Monday, July 31, 2006

Because It's Sacred

Why climb America's most spectacular—and controversial—natural landmark? For the same reason you shouldn't.

By:
Hard Way

SEATED IN SILENCE ATOP A BROKEN COLUMN, halfway up the stone cathedral called Devils Tower, my feet dangling over 400 feet of air, I'm entranced. Two tiny white-throated swifts are chasing each other, deftly cutting left and right, up and down, along the vertical walls of rock. Their agility is astonishing. They buttonhook and corkscrew, wheel and reel in the sky.

Screeching jee-jee-jee-jee, the swifts buzz me from below, passing so close their feathers nearly brush my cheeks. They shoot straight up into the air, almost disappearing, then drop, twirling together, copulating, falling in a 100-mile-per-hour death spiral, separating at the last possible second.
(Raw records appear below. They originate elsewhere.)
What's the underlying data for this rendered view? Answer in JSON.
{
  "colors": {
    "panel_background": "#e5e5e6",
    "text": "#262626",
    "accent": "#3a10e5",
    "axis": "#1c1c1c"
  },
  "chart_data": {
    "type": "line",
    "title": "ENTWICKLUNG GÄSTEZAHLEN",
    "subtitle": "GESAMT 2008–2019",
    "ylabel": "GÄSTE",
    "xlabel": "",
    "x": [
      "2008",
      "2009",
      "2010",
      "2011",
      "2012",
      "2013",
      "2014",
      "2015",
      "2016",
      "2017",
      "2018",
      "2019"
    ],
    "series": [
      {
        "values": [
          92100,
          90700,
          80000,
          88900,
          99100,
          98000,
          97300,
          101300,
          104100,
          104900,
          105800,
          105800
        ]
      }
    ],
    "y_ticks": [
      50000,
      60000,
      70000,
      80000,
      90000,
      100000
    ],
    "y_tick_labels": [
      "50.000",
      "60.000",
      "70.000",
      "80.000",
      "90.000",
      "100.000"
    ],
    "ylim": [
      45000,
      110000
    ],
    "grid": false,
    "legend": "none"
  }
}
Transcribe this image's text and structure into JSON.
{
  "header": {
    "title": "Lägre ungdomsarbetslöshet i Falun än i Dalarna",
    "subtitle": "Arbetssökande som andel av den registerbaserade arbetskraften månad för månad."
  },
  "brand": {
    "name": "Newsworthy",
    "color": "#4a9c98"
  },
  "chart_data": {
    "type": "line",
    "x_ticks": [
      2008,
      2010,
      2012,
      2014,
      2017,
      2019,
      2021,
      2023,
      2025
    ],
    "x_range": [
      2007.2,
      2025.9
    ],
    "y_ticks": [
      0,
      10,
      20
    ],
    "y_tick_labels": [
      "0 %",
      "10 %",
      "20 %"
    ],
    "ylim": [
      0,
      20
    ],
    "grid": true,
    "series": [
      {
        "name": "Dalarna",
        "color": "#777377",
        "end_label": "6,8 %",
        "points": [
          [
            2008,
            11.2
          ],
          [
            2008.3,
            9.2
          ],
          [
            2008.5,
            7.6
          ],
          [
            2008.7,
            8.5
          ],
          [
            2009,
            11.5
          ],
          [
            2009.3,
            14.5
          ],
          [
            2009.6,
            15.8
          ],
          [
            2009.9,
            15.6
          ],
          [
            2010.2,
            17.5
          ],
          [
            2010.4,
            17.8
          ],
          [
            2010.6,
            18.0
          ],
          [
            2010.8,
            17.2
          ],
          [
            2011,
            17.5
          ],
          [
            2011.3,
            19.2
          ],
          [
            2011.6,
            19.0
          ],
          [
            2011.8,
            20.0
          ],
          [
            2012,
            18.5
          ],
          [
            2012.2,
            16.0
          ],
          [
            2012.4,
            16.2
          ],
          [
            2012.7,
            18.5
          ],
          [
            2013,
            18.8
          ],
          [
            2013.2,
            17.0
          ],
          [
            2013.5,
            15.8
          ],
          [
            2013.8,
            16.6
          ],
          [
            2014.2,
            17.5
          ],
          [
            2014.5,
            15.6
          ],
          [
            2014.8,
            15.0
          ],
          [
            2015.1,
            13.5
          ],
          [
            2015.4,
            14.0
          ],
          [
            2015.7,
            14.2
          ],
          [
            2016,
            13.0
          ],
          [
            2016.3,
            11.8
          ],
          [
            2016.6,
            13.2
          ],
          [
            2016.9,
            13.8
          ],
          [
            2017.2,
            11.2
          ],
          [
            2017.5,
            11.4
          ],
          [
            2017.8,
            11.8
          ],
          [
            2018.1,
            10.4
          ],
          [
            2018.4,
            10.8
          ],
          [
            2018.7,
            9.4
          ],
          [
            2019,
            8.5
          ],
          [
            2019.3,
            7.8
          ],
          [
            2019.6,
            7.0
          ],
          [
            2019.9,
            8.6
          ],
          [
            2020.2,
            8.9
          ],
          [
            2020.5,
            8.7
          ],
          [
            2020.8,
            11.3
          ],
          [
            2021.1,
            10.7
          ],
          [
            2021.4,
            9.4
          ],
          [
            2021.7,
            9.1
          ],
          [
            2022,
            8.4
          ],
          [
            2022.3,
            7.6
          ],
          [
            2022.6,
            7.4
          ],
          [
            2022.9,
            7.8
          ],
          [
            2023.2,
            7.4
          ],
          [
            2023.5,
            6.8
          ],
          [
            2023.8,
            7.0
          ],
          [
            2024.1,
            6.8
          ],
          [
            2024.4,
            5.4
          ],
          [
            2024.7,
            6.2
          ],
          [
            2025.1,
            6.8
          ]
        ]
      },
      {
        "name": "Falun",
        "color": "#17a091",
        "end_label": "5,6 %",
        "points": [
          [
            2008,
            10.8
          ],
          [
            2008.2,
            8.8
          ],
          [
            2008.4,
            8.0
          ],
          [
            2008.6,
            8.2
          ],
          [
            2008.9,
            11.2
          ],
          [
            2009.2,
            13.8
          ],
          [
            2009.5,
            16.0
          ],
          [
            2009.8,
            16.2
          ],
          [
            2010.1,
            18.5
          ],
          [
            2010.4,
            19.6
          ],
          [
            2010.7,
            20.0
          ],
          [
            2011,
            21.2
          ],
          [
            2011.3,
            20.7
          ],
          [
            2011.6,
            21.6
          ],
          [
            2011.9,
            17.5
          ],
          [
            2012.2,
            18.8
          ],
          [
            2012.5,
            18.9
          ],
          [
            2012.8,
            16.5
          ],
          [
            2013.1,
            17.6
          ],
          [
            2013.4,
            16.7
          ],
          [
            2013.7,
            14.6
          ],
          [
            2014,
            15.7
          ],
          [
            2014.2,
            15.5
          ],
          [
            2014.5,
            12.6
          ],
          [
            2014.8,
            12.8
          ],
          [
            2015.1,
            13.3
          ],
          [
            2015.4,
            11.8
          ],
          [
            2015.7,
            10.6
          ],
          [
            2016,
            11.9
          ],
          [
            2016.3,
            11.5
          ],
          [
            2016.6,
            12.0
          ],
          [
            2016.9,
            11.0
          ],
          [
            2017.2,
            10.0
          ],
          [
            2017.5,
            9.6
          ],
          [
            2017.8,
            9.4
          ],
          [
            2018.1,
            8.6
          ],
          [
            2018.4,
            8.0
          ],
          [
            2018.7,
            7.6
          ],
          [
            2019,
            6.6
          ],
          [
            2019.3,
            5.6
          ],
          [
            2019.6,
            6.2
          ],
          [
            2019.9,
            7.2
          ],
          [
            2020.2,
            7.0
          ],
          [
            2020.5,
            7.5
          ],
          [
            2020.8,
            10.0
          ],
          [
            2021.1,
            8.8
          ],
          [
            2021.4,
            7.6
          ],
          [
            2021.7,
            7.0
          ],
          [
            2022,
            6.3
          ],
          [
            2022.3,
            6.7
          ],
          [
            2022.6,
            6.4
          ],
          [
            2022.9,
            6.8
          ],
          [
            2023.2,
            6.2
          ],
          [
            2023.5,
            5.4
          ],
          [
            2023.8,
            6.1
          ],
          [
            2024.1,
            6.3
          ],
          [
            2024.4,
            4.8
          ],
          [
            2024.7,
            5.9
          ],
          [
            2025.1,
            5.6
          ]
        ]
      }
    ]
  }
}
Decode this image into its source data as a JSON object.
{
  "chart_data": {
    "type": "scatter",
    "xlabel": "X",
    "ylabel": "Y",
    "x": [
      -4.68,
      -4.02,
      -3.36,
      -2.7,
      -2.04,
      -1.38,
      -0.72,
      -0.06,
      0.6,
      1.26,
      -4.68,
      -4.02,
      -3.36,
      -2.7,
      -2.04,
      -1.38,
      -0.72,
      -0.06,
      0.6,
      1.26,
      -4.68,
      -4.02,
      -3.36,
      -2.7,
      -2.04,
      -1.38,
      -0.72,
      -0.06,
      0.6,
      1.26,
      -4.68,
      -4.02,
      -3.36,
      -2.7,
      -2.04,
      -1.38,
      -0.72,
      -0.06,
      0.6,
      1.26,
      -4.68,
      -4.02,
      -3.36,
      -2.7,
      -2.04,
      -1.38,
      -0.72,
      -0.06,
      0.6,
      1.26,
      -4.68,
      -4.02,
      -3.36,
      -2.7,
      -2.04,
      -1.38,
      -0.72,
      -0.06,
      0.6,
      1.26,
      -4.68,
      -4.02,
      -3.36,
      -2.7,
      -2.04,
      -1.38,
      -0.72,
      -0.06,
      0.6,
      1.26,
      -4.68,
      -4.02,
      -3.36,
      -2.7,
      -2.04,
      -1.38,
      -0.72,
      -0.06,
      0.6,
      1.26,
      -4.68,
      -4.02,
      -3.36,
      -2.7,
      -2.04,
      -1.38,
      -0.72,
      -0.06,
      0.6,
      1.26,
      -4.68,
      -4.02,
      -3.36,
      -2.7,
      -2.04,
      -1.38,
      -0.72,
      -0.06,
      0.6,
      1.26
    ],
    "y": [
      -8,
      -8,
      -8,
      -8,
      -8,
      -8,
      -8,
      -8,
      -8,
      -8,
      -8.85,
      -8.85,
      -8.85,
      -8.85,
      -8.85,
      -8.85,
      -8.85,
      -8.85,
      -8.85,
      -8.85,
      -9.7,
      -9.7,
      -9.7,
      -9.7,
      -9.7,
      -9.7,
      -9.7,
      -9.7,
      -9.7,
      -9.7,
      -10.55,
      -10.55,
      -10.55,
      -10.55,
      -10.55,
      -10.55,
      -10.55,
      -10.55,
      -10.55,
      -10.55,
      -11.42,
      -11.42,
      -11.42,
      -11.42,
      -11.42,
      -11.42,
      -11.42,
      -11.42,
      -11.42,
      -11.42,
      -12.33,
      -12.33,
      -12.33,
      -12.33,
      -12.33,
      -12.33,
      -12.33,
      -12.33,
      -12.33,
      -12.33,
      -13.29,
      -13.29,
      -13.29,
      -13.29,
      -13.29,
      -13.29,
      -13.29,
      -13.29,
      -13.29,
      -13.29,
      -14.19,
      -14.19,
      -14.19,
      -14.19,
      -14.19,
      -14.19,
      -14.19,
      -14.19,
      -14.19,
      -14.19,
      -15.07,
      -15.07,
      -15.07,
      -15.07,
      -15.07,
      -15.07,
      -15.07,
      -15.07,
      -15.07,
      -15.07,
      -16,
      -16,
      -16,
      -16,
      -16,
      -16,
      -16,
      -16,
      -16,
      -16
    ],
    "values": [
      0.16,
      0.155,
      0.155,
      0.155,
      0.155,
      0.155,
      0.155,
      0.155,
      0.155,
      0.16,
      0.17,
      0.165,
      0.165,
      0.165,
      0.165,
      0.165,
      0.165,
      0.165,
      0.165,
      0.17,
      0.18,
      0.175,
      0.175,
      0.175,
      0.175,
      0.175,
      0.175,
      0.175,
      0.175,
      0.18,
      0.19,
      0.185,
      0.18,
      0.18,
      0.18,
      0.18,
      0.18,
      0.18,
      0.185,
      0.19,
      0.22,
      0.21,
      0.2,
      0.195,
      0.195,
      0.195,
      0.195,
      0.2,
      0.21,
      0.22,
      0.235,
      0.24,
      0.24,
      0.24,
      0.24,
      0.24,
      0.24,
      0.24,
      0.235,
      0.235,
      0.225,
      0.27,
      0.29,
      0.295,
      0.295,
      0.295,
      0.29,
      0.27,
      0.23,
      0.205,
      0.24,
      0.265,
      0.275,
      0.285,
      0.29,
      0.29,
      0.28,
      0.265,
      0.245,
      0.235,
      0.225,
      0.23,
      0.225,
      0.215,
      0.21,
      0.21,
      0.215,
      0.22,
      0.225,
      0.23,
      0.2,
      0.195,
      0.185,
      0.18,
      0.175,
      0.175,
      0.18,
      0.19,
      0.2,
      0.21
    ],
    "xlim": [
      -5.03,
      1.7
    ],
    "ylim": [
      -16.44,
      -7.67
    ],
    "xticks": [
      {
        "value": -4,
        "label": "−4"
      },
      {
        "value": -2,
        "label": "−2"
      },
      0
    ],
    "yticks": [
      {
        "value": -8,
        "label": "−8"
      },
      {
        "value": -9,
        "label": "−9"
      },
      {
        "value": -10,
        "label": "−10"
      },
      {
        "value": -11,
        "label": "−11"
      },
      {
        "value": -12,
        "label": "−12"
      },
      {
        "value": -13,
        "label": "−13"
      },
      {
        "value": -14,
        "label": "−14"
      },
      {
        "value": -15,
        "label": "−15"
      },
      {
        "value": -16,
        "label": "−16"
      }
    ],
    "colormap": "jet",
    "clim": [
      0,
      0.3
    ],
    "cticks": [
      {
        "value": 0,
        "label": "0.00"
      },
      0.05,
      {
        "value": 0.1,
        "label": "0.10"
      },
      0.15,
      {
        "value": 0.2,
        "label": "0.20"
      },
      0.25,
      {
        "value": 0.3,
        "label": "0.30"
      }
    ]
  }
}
The white-throated swift, Aeronautes saxatalis, is my favorite bird. One-ounce bullets, they are nature's miniature fighter pilots, masters of aerial acrobatics and one of the fastest birds in North America. They nest in remote cliffs, like here at Devils Tower, but spend most of their lives in flight.

My eyes follow the swifts skimming down the curtain of lichen-green granite, before spotting a kestrel floating just above the treetops. Beyond the kestrel I watch three Canada geese gliding along the surface of the muddy Belle Fourche River and a great blue heron flapping onto a nest.

At dawn, quietly hiking to the base of this monolith, I saw three wild turkeys bounding through the underbrush, a dozen hightailing whitetail deer, and one mountain bluebird flickering limb to limb. I felt as if I were entering a sanctuary. I couldn't believe it had been 30 years since I was last here.

Somewhere directly below me, hidden beneath an overhang, my climbing partner, Patrick Fleming, inches his way up the 200-foot 5.9 crack called Waterfall. Whenever I hear grunting, I instinctively take in rope, but my mind is engaged in the gestalt of this place.

A shadow rakes across my head and I peer up at the sun. A solitary turkey vulture is circling on the updrafts rising from the south face. Devils Tower has drawn all these different birds to its walls, sharing the same air space and nesting in the same sawed-off mountain.

It occurs to me that I have the same aerial perspective they have, and it feels like a gift. From this vantage, the lay of the land is evident—the path of the past as circuitous as the Belle Fourche, the present as ephemeral as the wind, the view so clear I might almost see into the future.